Although page five of the police conditions stated that the final assembly of the day would take place on a public footpath, we actually ended up in a field which had been claimed by the peace campers as their home under section 6 of the Criminal Law Act 1977 (as amended by the Criminal Justice and Public Order Act 1994). The police, who had been sticking to the marchers like glue up till this point, didn’t follow us into the field. I did spot two small groups patrolling part of the field later, one on foot and another on horseback, but they stayed away from the part of the field where the tents and marchers were, paying more attention to the hedgerow marking the perimeter of the air base.
Volunteers served tea, coffee, cakes and soup to the marchers and teenagers, in exchange for donations. A large display lay on the ground, providing information about RAF Brize Norton, its location, pages from the RAF web site, news reports and more to draw the link between this air base and the crimes being carried out in the name of the “war on terror”. Many of the local teenagers stood reading the display for a while.
There were a few more speeches at the peace camp, followed by an open mic session, and a music workshop later in the evening. The feeling amongst the marchers and peace campers as the locals were drifting back into Carterton was one of annoyance at the last-minute and excessive restrictions imposed by the police, but also a sense of achievement which could not be damped by the light rain which had been falling on us all day.
We had held our march, most of the town had seen us, and they could see that far from being something to be feared or hated, we were a diverse group of people channelling our anger at the world’s wrongs into a colourful, noisy, and non-threatening spectacle.

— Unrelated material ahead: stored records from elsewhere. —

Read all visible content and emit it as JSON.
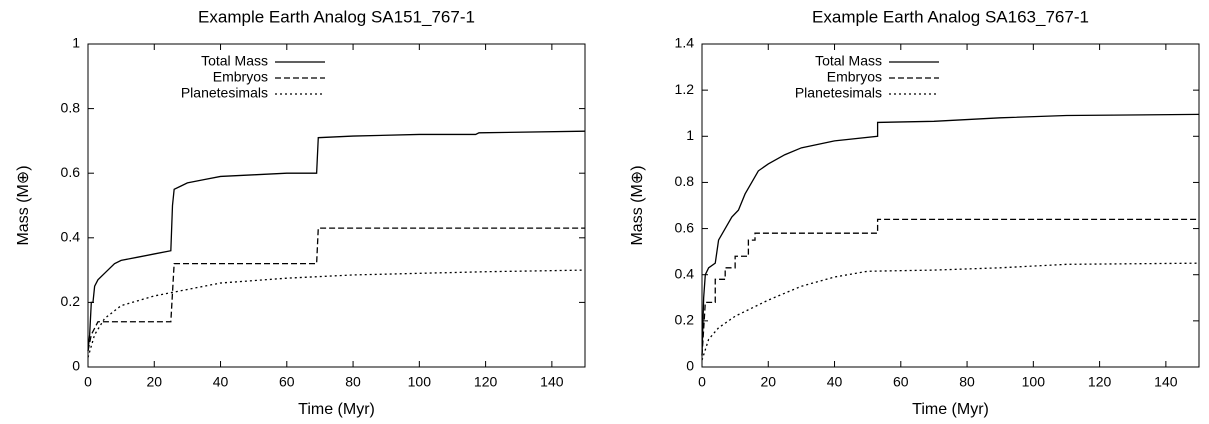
{
  "chart_data": [
    {
      "type": "line",
      "title": "Example Earth Analog SA151_767-1",
      "x_label": "Time (Myr)",
      "y_label": "Mass (M⊕)",
      "xlim": [
        0,
        150
      ],
      "ylim": [
        0,
        1
      ],
      "xticks": [
        0,
        20,
        40,
        60,
        80,
        100,
        120,
        140
      ],
      "yticks": [
        0,
        0.2,
        0.4,
        0.6,
        0.8,
        1
      ],
      "legend": "upper-left",
      "series": [
        {
          "name": "Total Mass",
          "color": "#000000",
          "dash": "solid",
          "x": [
            0,
            0.5,
            1,
            1.5,
            2,
            3,
            5,
            8,
            10,
            15,
            20,
            25,
            25.5,
            26,
            28,
            30,
            35,
            40,
            50,
            60,
            69,
            69.5,
            80,
            100,
            117,
            118,
            150
          ],
          "values": [
            0.05,
            0.1,
            0.2,
            0.2,
            0.25,
            0.27,
            0.29,
            0.32,
            0.33,
            0.34,
            0.35,
            0.36,
            0.5,
            0.55,
            0.56,
            0.57,
            0.58,
            0.59,
            0.595,
            0.6,
            0.6,
            0.71,
            0.715,
            0.72,
            0.72,
            0.725,
            0.73
          ]
        },
        {
          "name": "Embryos",
          "color": "#000000",
          "dash": "dashed",
          "x": [
            0,
            1,
            3,
            25,
            26,
            69,
            69.5,
            150
          ],
          "values": [
            0.05,
            0.1,
            0.14,
            0.14,
            0.32,
            0.32,
            0.43,
            0.43
          ]
        },
        {
          "name": "Planetesimals",
          "color": "#000000",
          "dash": "dotted",
          "x": [
            0,
            2,
            5,
            10,
            20,
            30,
            40,
            60,
            80,
            100,
            120,
            150
          ],
          "values": [
            0.03,
            0.1,
            0.15,
            0.19,
            0.22,
            0.24,
            0.26,
            0.275,
            0.285,
            0.29,
            0.295,
            0.3
          ]
        }
      ]
    },
    {
      "type": "line",
      "title": "Example Earth Analog SA163_767-1",
      "x_label": "Time (Myr)",
      "y_label": "Mass (M⊕)",
      "xlim": [
        0,
        150
      ],
      "ylim": [
        0,
        1.4
      ],
      "xticks": [
        0,
        20,
        40,
        60,
        80,
        100,
        120,
        140
      ],
      "yticks": [
        0,
        0.2,
        0.4,
        0.6,
        0.8,
        1,
        1.2,
        1.4
      ],
      "legend": "upper-left",
      "series": [
        {
          "name": "Total Mass",
          "color": "#000000",
          "dash": "solid",
          "x": [
            0,
            0.5,
            1,
            2,
            4,
            5,
            7,
            9,
            11,
            13,
            15,
            17,
            20,
            25,
            30,
            40,
            53,
            53,
            70,
            90,
            110,
            150
          ],
          "values": [
            0.05,
            0.3,
            0.4,
            0.43,
            0.45,
            0.55,
            0.6,
            0.65,
            0.68,
            0.75,
            0.8,
            0.85,
            0.88,
            0.92,
            0.95,
            0.98,
            1.0,
            1.06,
            1.065,
            1.08,
            1.09,
            1.095
          ]
        },
        {
          "name": "Embryos",
          "color": "#000000",
          "dash": "dashed",
          "x": [
            0,
            1,
            4,
            4,
            7,
            7,
            10,
            10,
            14,
            14,
            16,
            16,
            53,
            53,
            150
          ],
          "values": [
            0.05,
            0.28,
            0.28,
            0.38,
            0.38,
            0.43,
            0.43,
            0.48,
            0.48,
            0.55,
            0.55,
            0.58,
            0.58,
            0.64,
            0.64
          ]
        },
        {
          "name": "Planetesimals",
          "color": "#000000",
          "dash": "dotted",
          "x": [
            0,
            2,
            5,
            10,
            20,
            30,
            40,
            50,
            70,
            90,
            110,
            150
          ],
          "values": [
            0.03,
            0.12,
            0.17,
            0.22,
            0.29,
            0.35,
            0.39,
            0.415,
            0.42,
            0.43,
            0.445,
            0.45
          ]
        }
      ]
    }
  ]
}
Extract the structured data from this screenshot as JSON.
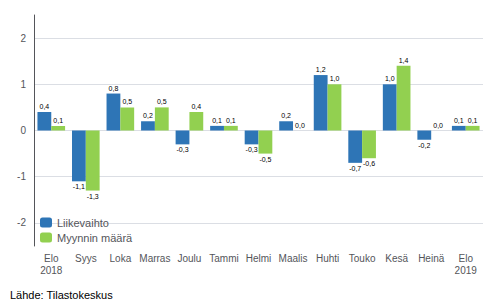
{
  "chart_data": {
    "type": "bar",
    "categories": [
      "Elo\n2018",
      "Syys",
      "Loka",
      "Marras",
      "Joulu",
      "Tammi",
      "Helmi",
      "Maalis",
      "Huhti",
      "Touko",
      "Kesä",
      "Heinä",
      "Elo\n2019"
    ],
    "series": [
      {
        "name": "Liikevaihto",
        "color": "#2E75B6",
        "values": [
          0.4,
          -1.1,
          0.8,
          0.2,
          -0.3,
          0.1,
          -0.3,
          0.2,
          1.2,
          -0.7,
          1.0,
          -0.2,
          0.1
        ],
        "value_labels": [
          "0,4",
          "-1,1",
          "0,8",
          "0,2",
          "-0,3",
          "0,1",
          "-0,3",
          "0,2",
          "1,2",
          "-0,7",
          "1,0",
          "-0,2",
          "0,1"
        ]
      },
      {
        "name": "Myynnin määrä",
        "color": "#92D050",
        "values": [
          0.1,
          -1.3,
          0.5,
          0.5,
          0.4,
          0.1,
          -0.5,
          0.0,
          1.0,
          -0.6,
          1.4,
          0.0,
          0.1
        ],
        "value_labels": [
          "0,1",
          "-1,3",
          "0,5",
          "0,5",
          "0,4",
          "0,1",
          "-0,5",
          "0,0",
          "1,0",
          "-0,6",
          "1,4",
          "0,0",
          "0,1"
        ]
      }
    ],
    "ylim": [
      -2.5,
      2.5
    ],
    "yticks": [
      -2,
      -1,
      0,
      1,
      2
    ],
    "grid": true,
    "legend": "lower left",
    "data_labels": true,
    "annotations": [
      "Lähde: Tilastokeskus"
    ]
  }
}
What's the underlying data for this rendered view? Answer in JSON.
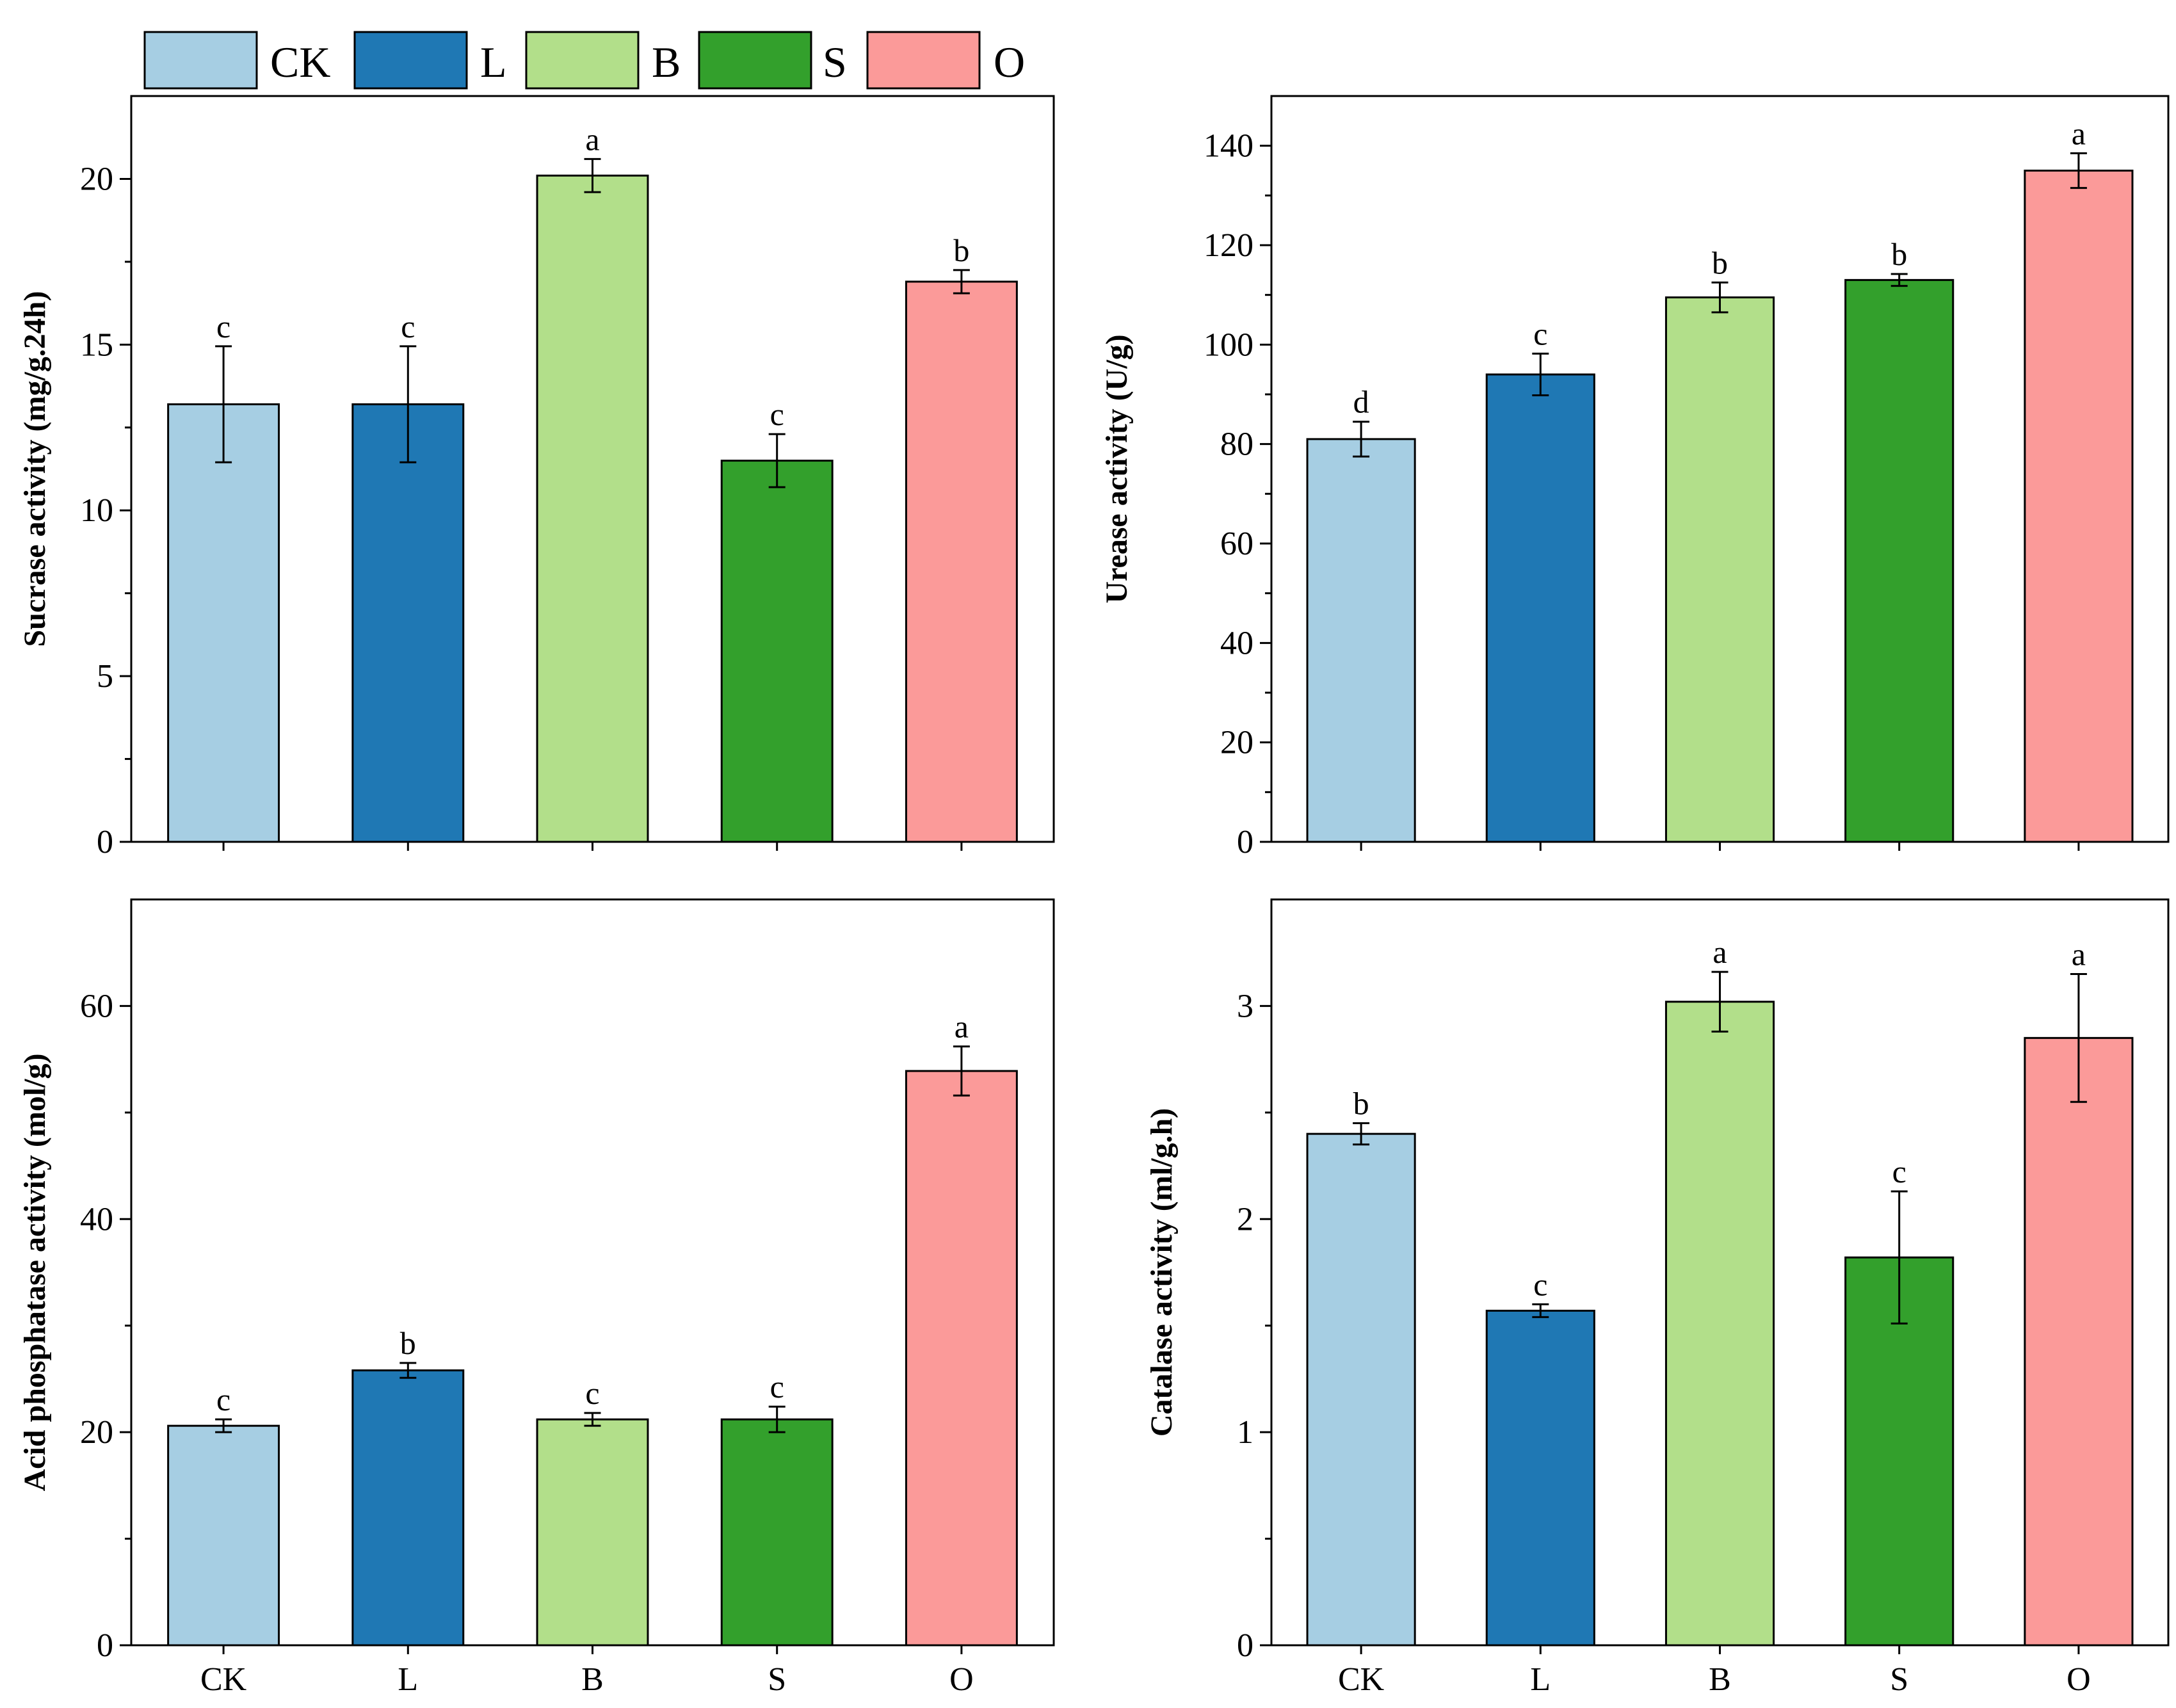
{
  "legend": [
    {
      "label": "CK",
      "color": "#a6cee3"
    },
    {
      "label": "L",
      "color": "#1f78b4"
    },
    {
      "label": "B",
      "color": "#b2df8a"
    },
    {
      "label": "S",
      "color": "#33a02c"
    },
    {
      "label": "O",
      "color": "#fb9a99"
    }
  ],
  "chart_data": [
    {
      "type": "bar",
      "ylabel": "Sucrase activity (mg/g.24h)",
      "categories": [
        "CK",
        "L",
        "B",
        "S",
        "O"
      ],
      "values": [
        13.2,
        13.2,
        20.1,
        11.5,
        16.9
      ],
      "errors": [
        1.75,
        1.75,
        0.5,
        0.8,
        0.35
      ],
      "letters": [
        "c",
        "c",
        "a",
        "c",
        "b"
      ],
      "ylim": [
        0,
        22.5
      ],
      "yticks": [
        0,
        5,
        10,
        15,
        20
      ],
      "show_xticklabels": false
    },
    {
      "type": "bar",
      "ylabel": "Urease activity (U/g)",
      "categories": [
        "CK",
        "L",
        "B",
        "S",
        "O"
      ],
      "values": [
        81,
        94,
        109.5,
        113,
        135
      ],
      "errors": [
        3.5,
        4.2,
        3,
        1.2,
        3.5
      ],
      "letters": [
        "d",
        "c",
        "b",
        "b",
        "a"
      ],
      "ylim": [
        0,
        150
      ],
      "yticks": [
        0,
        20,
        40,
        60,
        80,
        100,
        120,
        140
      ],
      "show_xticklabels": false
    },
    {
      "type": "bar",
      "ylabel": "Acid phosphatase activity (mol/g)",
      "categories": [
        "CK",
        "L",
        "B",
        "S",
        "O"
      ],
      "values": [
        20.6,
        25.8,
        21.2,
        21.2,
        53.9
      ],
      "errors": [
        0.6,
        0.7,
        0.6,
        1.2,
        2.3
      ],
      "letters": [
        "c",
        "b",
        "c",
        "c",
        "a"
      ],
      "ylim": [
        0,
        70
      ],
      "yticks": [
        0,
        20,
        40,
        60
      ],
      "show_xticklabels": true
    },
    {
      "type": "bar",
      "ylabel": "Catalase activity (ml/g.h)",
      "categories": [
        "CK",
        "L",
        "B",
        "S",
        "O"
      ],
      "values": [
        2.4,
        1.57,
        3.02,
        1.82,
        2.85
      ],
      "errors": [
        0.05,
        0.03,
        0.14,
        0.31,
        0.3
      ],
      "letters": [
        "b",
        "c",
        "a",
        "c",
        "a"
      ],
      "ylim": [
        0,
        3.5
      ],
      "yticks": [
        0,
        1,
        2,
        3
      ],
      "show_xticklabels": true
    }
  ]
}
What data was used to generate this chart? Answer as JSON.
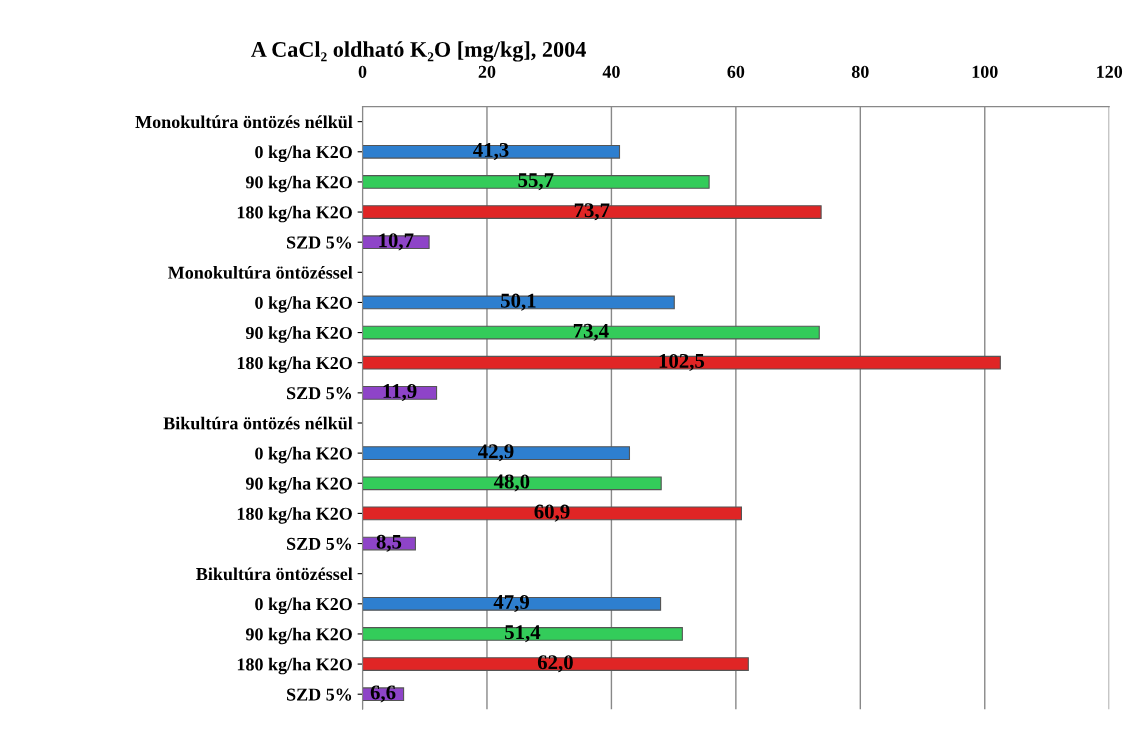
{
  "chart_data": {
    "type": "bar",
    "orientation": "horizontal",
    "title": "A CaCl₂ oldható K₂O [mg/kg], 2004",
    "categories": [
      "Monokultúra öntözés nélkül",
      "0 kg/ha K2O",
      "90 kg/ha K2O",
      "180 kg/ha K2O",
      "SZD 5%",
      "Monokultúra öntözéssel",
      "0 kg/ha K2O",
      "90 kg/ha K2O",
      "180 kg/ha K2O",
      "SZD 5%",
      "Bikultúra öntözés nélkül",
      "0 kg/ha K2O",
      "90 kg/ha K2O",
      "180 kg/ha K2O",
      "SZD 5%",
      "Bikultúra öntözéssel",
      "0 kg/ha K2O",
      "90 kg/ha K2O",
      "180 kg/ha K2O",
      "SZD 5%"
    ],
    "values": [
      null,
      41.3,
      55.7,
      73.7,
      10.7,
      null,
      50.1,
      73.4,
      102.5,
      11.9,
      null,
      42.9,
      48.0,
      60.9,
      8.5,
      null,
      47.9,
      51.4,
      62.0,
      6.6
    ],
    "colors": [
      "#2e7fcf",
      "#2e7fcf",
      "#33cc5a",
      "#e02525",
      "#8e44c8",
      "#2e7fcf",
      "#2e7fcf",
      "#33cc5a",
      "#e02525",
      "#8e44c8",
      "#2e7fcf",
      "#2e7fcf",
      "#33cc5a",
      "#e02525",
      "#8e44c8",
      "#2e7fcf",
      "#2e7fcf",
      "#33cc5a",
      "#e02525",
      "#8e44c8"
    ],
    "value_labels": [
      null,
      "41,3",
      "55,7",
      "73,7",
      "10,7",
      null,
      "50,1",
      "73,4",
      "102,5",
      "11,9",
      null,
      "42,9",
      "48,0",
      "60,9",
      "8,5",
      null,
      "47,9",
      "51,4",
      "62,0",
      "6,6"
    ],
    "xlim": [
      0,
      120
    ],
    "xticks": [
      0,
      20,
      40,
      60,
      80,
      100,
      120
    ],
    "grid": "x",
    "legend": false
  }
}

Now they know that we’re not two-headed commie traitors, they’ll be more open to the ideas and support being offered by groups like Military Families Against War.
It should also raise questions about the need for excessive police restrictions on events such as these. A comparison of the restriction notices with the nature of the march itself as recorded by the cameras and phones of the people of Carterton, can only show that the approach taken by the police was well over the top.
There is much more work to be done on this front, but this event can be counted as a small victory in the ongoing campaign.
More information: http://www.fairfordpeacewatch.com/brizenortonpeacecamp.html
See also http://bristol.indymedia.org/newswire/display/22508/index.php
Quote: “The marchers were a terrifying assortment of toddlers, grannies, idealistic youth, old hippies, and, most scarily, very normal looking people. The anarchist black bloc & other fence trashers have clearly perfected their disguise. Accompanied by a small but rhythmic samba band, they paraded through town, and the town came out too….to gawp, heckle a bit, take photos, sometimes join in, but most of all to disrupt the normal life of the community by walking alongside blocking footpaths, swelling numbers, AND NOT SHOPPING. Local youth were particularly excited by this new phenomenon, with the irony that those who joined in also found themselves subject to the Sections 12 & 14.”